Written by: Ben Robinson
Over the past few years, the term “food sustainability” has become something of a buzzword. The phrase dominates environmental activist circles and is frequently thrown around at farmers’ markets, often without much ensuing explanation. But if we’re serious about making a better future for our food, people, and the environment, we need to unpack what food sustainability means and explain how it relates to our efforts to build a more just and sustainable world.
Food sustainability is about watching what we shop for and eat – but there’s more to it. Cultivation, packaging, and delivery are also critical factors in maintaining a viable system of food production and consumption.
Sustainable farming practices, for example, aim to avoid damaging natural resources and also seek to minimize carbon production throughout the process.
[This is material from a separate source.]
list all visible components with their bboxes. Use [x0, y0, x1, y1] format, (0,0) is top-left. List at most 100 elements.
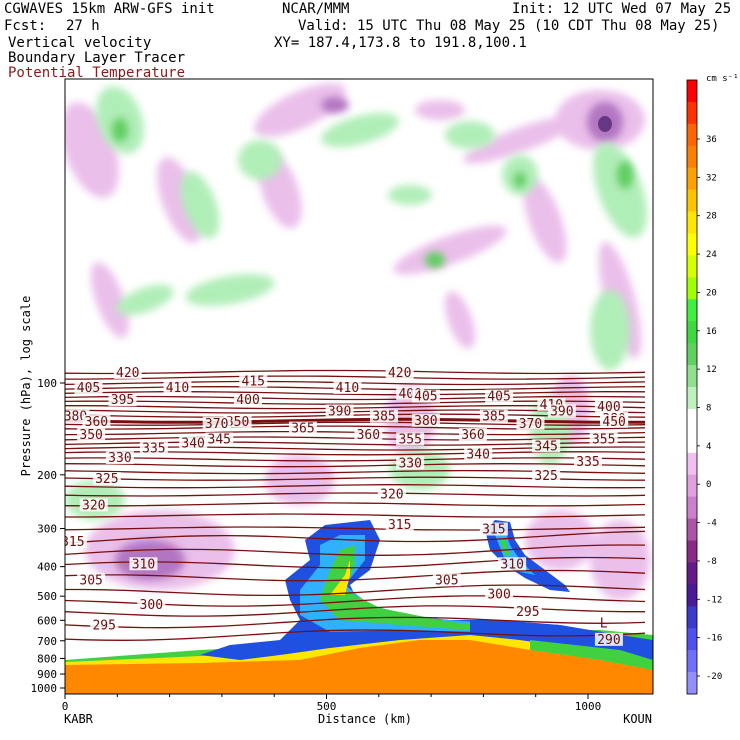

Further down the supply chain, grocery stores have the opportunity to facilitate sustainable consumption practices and reduce waste. Some have begun to sell near-expiration produce at discount prices, and larger chains like Trader Joe’s are cutting down on plastic packaging. It’s also important to think about where food comes from before you buy, and independent retailers with plenty of locally sourced fresh fruit and vegetables do some of the thinking for you.
There are also many organizations working hard to increase access to healthy food, broaden sustainable cultivation and consumption practices, and persuade politicians to make important changes. The Fair Food Fund Network invests in entrepreneurs seeking to improve community health through sustainable food production. Organizations like Food Policy Action focus on the explicitly political dimensions of the issue by influencing legislation and educating the public on how Congress votes on matters ranging from feeding the hungry to supporting family farms.
The quest to improve food sustainability comes down to a simple equation without an easy solution. We must strike a balance between economically and environmentally viable production on one hand, while allowing for and incentivizing workable consumption practices on the other.
In the coming posts, I’ll write more about the organizations, lawmakers, and activists working to make Colorado’s food future work for people and the environment. We’ll also learn how the Boulder Food Rescue’s initiatives fit into the larger goal of furthering food sustainability and how you can play your part in making Colorado a better place to eat and live.